After the second and fourth missions, you get to play a shooting mini-game.  This is a first-person style game where you move a targeting reticle with the D-pad and press A or B to shoot.  Targets appear and you have to blow away as many open ones as you can.  You will get a feel for which ones appear quickly and which ones take a while to set up.  If you manage to take out all the targets, you will earn an extra life.  You also get a bunch of points here during the mini-game if you care at all about your score.

RoboCop has only one life in the game.  Your extra life is extremely valuable because when you die you get all your energy and power restored right away and can keep playing from that same spot.  Otherwise, you can continue up to three times.  You will continue at the start of the current mission with just your base equipment.  Normally you get to keep your weapons from level to level, but continuing is better than starting over.  One really annoying thing about this game is that when you run out of continues, the game freezes on the Game Over screen and you have to physically reset the console to start over.

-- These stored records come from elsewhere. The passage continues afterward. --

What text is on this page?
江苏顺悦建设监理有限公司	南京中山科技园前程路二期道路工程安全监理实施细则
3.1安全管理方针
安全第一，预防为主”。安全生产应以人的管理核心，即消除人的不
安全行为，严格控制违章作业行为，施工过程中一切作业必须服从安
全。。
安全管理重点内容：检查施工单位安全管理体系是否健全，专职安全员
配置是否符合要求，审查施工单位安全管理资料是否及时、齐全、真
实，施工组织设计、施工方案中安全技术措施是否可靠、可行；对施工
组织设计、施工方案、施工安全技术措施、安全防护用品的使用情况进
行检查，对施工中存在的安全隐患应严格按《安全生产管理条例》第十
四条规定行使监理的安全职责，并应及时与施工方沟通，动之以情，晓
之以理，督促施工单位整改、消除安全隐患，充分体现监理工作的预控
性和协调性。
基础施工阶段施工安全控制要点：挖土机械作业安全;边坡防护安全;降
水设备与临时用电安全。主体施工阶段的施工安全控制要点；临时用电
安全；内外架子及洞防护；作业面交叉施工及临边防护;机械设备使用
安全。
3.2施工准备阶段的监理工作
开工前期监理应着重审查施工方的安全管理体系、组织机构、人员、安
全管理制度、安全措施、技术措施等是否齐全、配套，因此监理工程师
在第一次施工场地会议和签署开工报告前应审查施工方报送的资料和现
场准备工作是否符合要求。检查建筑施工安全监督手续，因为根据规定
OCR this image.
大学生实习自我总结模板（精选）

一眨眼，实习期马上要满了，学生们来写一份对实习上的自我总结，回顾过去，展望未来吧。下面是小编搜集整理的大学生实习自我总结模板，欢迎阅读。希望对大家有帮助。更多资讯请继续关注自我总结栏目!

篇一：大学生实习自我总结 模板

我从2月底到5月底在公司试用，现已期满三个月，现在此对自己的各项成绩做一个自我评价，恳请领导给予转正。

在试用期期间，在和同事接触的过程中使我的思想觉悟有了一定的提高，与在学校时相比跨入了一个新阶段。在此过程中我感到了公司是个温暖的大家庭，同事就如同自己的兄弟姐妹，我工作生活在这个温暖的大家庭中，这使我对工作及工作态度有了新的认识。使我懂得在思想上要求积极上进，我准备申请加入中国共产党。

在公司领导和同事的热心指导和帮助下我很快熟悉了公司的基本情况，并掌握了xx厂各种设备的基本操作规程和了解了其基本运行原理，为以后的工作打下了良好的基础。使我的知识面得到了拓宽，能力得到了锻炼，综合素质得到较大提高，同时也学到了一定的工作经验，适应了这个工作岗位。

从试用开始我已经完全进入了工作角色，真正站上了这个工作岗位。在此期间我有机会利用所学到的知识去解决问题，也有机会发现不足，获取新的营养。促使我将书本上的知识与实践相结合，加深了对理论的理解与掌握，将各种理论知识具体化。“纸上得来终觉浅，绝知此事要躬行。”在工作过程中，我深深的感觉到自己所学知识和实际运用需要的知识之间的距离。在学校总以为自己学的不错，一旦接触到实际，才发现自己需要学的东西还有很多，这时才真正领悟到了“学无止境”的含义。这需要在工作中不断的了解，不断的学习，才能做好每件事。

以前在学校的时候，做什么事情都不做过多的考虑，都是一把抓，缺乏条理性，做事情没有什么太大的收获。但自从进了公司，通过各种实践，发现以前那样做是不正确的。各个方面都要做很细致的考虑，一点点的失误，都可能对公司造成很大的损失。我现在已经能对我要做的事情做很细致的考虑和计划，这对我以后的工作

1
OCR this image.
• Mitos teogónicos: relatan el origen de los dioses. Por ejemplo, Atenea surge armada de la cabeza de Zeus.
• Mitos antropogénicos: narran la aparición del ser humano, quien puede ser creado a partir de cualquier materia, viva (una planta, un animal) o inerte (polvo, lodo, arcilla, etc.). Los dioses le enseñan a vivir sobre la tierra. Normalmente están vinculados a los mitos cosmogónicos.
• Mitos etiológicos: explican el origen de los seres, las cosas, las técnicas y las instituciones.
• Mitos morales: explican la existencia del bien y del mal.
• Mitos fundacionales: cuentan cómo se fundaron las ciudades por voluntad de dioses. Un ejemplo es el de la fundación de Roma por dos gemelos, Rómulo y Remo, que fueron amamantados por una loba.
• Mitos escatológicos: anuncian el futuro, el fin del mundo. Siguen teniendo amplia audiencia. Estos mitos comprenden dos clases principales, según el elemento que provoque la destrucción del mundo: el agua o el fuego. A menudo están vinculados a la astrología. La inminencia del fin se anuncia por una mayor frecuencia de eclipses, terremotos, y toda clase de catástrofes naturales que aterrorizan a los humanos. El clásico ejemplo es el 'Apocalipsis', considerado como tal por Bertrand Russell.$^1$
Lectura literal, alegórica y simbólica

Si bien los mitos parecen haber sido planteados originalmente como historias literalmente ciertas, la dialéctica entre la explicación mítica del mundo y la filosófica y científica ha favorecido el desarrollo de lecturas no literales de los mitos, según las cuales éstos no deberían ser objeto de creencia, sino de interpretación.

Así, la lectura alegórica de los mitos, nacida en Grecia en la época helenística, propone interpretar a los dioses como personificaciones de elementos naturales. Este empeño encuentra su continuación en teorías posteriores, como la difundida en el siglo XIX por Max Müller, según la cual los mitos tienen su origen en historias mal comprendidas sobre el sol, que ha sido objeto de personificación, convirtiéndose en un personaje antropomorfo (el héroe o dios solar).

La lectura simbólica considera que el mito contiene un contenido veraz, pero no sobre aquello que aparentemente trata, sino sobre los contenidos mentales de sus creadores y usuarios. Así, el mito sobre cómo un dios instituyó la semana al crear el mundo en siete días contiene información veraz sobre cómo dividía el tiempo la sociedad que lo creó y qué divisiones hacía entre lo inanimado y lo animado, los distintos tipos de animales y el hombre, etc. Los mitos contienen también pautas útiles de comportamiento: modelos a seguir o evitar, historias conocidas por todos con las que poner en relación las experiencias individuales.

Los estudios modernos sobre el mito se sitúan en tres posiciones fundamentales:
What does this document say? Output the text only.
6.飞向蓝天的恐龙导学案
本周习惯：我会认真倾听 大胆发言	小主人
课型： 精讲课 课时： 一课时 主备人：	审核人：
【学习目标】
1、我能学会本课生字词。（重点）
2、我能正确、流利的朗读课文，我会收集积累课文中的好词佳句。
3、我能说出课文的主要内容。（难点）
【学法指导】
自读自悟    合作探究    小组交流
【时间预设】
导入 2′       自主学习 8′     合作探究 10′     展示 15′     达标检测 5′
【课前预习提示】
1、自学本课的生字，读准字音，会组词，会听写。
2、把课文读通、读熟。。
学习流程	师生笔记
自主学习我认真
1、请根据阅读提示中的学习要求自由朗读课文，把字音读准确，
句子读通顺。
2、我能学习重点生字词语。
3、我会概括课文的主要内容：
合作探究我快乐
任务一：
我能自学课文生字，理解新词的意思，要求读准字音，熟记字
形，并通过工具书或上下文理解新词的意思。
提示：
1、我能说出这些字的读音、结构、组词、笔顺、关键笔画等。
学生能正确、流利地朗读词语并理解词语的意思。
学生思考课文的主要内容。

Just a handgun? No problem!

I have played RoboCop many years ago as a kid.  I remember a babysitter had the game with her NES and I’m pretty sure that I even beat the game back then.  This was my first time playing the game in probably 25 years, so it might as well have been a new game to me.  I don’t think I owned a copy of the game until during my collecting days, though it is a common one and I have owned several copies.  You could probably get a copy yourself for around $5.

I only needed a few attempts to complete the game.  It wasn’t until the end that I managed enough shots in the target game to earn an extra life.  That pushed me over the top.  I can handle each level on its own well enough except the final level, but with the extra life I can make it.  Nowadays, I tend to play through games like this twice.  The first playthrough is casual, and then I do another one for video.  My casual playthrough and my recorded longplay ended up just about identical from what I remember.  I think I needed the extra life a little earlier in the longplay but it’s not a big deal.  Even with limited continues and no lives to start, the fact that I can now beat the game quickly after only a few tries makes this game a little bit below average difficulty in my view.

RoboCop is kind of a no-frills, average action game.  The graphics and music are pretty decent.  There are some animated cutscenes that are nice.  The controls are stiff and triggering the stairs could have better hit detection.  I like that you can fire in all directions and that shooting is responsive.  I think the boss encounters are pretty neat.  The energy and power meters maybe don’t make the most sense in gameplay, but it forces you to play quickly and effectively which I think is okay.  I like this game, but I admit that it is average and doesn’t really stand out so much.  It is far from an essential game and can probably be skipped, but I feel it’s worth a look anyway, especially if you don’t have to spend much on it.